The Dutch coronavirus warning app is bringing problems for employers and the self employed, because of the requirement that people who are alerted about a contact go into quarantine for 10 days.
The CoronaMelder app, which has been downloaded 2.65 million times so far, alerts users if they have spent 15 minutes in close contact with someone who has tested positive for the virus.
However, users who get an alert are not allowed to have a coronavirus test unless they actually develop symptoms. This means they have to stay home for a 10 day period, even if it turns out to be unnecessary.
‘Any self-employed person who has to work on location is not going to jump at the chance of being in quarantine for 10 days, losing clients and income,’ said Natasha Cloutier, a self-employed translator, copywriter and DJ, who works part time in a shop.
‘Paying for a private test is a lot of money. Why would they have that app on their phone if it means losing money?,’ she said. ‘The government’s motto was, “if you have symptoms get tested”, not turn an app on and have it go off every hour to jeopardise your job and income.’
FNV Zelfstandigen, a union for the self employed, says use of the app is complicated because of the impact on income. ‘A freelancer who has to sit at home for 10 days must live off their cash reserves,’ spokeswoman Irene van Hest said. ‘But at a certain point, your reserves are finished.
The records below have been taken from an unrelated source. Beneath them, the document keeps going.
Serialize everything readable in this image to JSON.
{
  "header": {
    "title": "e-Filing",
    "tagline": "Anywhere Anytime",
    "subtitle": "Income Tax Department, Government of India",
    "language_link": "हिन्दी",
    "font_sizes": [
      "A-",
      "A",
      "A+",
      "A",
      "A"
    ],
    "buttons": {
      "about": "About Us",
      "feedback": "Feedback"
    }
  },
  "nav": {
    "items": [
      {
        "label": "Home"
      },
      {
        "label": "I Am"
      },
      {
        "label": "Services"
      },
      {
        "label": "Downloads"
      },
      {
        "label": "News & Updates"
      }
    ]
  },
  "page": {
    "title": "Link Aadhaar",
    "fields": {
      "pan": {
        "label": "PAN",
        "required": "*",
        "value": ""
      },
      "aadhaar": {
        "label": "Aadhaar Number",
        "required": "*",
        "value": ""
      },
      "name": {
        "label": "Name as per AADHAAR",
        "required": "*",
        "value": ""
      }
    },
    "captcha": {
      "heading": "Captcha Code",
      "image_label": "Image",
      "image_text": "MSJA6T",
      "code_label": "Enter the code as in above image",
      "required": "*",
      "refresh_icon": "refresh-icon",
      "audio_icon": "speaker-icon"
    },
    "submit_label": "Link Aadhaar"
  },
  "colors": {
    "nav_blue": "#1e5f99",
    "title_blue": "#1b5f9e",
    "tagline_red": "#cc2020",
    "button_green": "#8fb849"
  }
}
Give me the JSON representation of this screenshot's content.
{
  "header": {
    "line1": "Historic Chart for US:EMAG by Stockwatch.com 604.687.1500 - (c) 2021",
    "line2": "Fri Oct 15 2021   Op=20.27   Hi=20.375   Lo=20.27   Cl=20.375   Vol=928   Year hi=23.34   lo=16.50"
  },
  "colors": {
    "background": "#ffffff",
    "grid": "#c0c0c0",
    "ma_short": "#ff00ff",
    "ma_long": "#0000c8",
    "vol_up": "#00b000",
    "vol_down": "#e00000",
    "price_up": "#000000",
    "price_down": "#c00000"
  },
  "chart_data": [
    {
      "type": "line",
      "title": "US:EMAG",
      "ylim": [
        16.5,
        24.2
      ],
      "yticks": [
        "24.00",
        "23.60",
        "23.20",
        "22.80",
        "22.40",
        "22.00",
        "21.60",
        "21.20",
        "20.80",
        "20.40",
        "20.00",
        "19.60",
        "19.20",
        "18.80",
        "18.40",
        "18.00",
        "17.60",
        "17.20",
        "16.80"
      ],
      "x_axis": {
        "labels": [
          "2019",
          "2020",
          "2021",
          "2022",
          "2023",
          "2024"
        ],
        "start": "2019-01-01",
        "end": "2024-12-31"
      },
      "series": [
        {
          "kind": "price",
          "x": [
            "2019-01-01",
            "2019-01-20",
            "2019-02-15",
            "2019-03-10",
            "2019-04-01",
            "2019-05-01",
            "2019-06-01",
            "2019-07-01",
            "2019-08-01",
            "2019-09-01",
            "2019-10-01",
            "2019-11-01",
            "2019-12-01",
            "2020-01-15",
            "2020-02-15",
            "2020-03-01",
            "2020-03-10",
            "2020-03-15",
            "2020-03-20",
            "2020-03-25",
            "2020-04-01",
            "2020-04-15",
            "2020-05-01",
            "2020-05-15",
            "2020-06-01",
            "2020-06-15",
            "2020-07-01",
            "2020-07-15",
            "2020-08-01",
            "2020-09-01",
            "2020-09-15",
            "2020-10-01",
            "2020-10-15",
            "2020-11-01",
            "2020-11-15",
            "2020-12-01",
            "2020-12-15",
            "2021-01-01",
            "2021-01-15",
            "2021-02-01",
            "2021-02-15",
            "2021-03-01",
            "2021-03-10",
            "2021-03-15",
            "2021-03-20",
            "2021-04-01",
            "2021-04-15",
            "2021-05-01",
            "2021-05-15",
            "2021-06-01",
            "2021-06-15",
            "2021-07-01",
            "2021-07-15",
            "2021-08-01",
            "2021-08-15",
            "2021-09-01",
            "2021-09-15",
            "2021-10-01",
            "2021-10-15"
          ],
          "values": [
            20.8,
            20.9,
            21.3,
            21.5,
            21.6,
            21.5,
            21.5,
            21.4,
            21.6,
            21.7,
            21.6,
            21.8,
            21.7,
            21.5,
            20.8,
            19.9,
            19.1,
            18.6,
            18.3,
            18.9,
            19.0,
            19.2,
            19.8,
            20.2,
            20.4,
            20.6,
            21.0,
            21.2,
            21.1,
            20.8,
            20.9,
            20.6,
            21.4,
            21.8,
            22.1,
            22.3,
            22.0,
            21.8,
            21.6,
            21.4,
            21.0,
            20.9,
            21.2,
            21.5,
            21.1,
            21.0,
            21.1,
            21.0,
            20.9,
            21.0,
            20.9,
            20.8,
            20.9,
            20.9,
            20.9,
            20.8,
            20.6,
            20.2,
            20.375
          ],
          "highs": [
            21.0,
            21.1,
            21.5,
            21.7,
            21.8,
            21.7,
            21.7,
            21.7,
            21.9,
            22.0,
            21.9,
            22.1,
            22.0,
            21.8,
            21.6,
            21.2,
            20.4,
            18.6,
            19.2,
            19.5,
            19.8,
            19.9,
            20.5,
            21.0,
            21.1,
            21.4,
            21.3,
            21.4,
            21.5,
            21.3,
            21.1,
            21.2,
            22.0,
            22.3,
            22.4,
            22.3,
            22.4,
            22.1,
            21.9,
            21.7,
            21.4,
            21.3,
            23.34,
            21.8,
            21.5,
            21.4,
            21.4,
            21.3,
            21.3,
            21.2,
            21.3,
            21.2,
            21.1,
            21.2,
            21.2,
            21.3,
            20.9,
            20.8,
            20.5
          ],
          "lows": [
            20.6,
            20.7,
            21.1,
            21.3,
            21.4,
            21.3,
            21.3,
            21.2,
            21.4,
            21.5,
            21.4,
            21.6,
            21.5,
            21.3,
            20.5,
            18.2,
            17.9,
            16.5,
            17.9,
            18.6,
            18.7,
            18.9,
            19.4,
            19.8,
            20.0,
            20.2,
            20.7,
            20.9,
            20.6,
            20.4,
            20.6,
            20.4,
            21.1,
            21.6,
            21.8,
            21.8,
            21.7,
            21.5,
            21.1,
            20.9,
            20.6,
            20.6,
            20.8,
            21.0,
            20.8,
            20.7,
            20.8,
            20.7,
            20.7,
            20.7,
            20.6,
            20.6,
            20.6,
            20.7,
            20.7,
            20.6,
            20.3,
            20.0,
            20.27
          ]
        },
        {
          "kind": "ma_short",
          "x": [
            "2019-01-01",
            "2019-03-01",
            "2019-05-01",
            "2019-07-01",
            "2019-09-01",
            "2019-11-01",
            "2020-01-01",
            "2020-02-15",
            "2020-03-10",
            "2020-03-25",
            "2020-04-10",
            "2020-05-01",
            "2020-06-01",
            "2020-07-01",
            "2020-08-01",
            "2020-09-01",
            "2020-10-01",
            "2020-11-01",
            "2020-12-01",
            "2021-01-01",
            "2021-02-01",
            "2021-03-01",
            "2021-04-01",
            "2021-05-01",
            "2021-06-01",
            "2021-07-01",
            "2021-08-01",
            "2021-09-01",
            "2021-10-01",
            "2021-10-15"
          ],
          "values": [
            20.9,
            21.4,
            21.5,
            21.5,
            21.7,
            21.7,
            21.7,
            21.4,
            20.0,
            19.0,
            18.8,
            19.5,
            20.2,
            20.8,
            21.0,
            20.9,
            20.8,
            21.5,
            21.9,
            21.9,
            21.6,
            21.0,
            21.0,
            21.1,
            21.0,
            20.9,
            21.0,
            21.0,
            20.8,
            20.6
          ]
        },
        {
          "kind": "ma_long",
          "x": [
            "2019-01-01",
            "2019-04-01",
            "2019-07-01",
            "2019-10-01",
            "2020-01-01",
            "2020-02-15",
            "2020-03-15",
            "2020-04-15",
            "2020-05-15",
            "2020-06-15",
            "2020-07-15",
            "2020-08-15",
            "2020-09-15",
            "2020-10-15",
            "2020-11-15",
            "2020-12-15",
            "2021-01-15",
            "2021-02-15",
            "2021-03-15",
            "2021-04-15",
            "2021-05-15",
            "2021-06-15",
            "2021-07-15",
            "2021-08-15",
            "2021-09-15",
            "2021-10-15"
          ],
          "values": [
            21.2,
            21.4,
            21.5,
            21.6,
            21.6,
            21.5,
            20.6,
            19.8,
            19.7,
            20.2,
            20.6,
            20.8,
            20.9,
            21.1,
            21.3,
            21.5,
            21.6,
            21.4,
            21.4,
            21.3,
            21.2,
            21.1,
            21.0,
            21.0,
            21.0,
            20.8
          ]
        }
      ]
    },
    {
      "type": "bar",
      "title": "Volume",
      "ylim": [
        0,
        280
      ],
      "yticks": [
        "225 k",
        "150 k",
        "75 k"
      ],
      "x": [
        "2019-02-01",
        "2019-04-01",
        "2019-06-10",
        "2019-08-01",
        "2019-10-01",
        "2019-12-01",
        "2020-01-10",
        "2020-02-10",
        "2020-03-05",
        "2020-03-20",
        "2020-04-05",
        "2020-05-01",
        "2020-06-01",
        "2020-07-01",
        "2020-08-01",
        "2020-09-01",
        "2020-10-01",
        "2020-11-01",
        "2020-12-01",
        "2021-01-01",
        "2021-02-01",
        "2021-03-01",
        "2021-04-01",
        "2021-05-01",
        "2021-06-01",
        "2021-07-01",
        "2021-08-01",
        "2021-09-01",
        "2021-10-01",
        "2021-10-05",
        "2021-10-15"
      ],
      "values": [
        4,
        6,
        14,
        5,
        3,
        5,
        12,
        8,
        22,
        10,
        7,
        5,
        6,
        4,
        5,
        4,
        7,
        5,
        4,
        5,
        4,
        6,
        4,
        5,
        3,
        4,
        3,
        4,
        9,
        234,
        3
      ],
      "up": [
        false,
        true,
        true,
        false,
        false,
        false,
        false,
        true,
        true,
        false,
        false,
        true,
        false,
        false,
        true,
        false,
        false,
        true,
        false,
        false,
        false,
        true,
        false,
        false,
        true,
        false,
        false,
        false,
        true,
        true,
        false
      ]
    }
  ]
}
And buffers were not meant to be spent on sitting at home for 10 days anyway.’
Employers organisation VNO-NCW is also concerned about the app, pointing out its members will end up picking up the bill if they need to employ replacement staff.
‘It is a good tool, but the recommendation should be to get a test [if you get a warning],’ spokesman Edwin van Scherrenburg told broadcaster NOS. ‘And test capacity has to be increased, results should be made available faster and we should be using the fast tests as well.’
Some companies are also turning to the private sector to ensure their staff can be tested quickly. The construction and engineering sector organisations, for example, have set up their own fast test service for members.
Pascal Besselink, a labour law specialist from legal aid company DAS, said the official introduction of the app left many questions unanswered, particularly about picking up the bill.
In addition, ‘the group being warned about a positive person could be very large. Do they all have to go into quarantine?’ he said.